Originally Posted by Cathar
The older silicon processes were less energy hungry because they suffered less from thermal leakage, and what thermal leakage they did have was confined to a relatively small number of transistors (1/100th the amount of today's CPU's).
As CPU manufacturing processes have shrunk and more transistors get packed into the same area, it's my understanding that the CPU manufacturers are doing all that they can to keep a lid on CPU thermal output as it is. This is the main problem, that being transistor density. Each transistor that's in use leaks some amount of energy as heat, and (speaking extremely simplistically) when you stick 100x a many transistors in the same area, what was a 1W problem before now becomes a 100W problem.
Again, hugely simplified, but overall it does highlight the nature of the problem that CPU manufacturers face.

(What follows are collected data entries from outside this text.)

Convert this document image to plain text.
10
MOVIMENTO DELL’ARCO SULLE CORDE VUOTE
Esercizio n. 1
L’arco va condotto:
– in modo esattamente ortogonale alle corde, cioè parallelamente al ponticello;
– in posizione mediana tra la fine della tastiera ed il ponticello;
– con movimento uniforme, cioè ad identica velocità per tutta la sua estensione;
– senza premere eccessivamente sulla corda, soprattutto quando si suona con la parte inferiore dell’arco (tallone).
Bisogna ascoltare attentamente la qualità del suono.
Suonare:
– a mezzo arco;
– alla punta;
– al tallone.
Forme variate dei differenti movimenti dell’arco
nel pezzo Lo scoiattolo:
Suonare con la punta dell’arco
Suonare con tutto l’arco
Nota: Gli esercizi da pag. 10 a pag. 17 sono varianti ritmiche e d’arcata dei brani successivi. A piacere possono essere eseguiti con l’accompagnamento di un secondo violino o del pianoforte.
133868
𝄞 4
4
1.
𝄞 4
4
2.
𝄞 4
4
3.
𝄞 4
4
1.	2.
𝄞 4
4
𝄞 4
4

As it stands, it would appear that thermal issues appear to be the main reason why CPU's can't be made any faster. Sure, there are breakthroughs here and there, and some CPU's run fairly cool, but the moment you try to ramp the speed up to the point that the CPU process should be capable of supporting, heat skyrockets, so instead we have CPU's that run fairly cool only because they run somewhat slowly compared to what they can do. For example, Conroe's running at 2.4GHz stock, but given sufficient cooling will do 4-5GHz.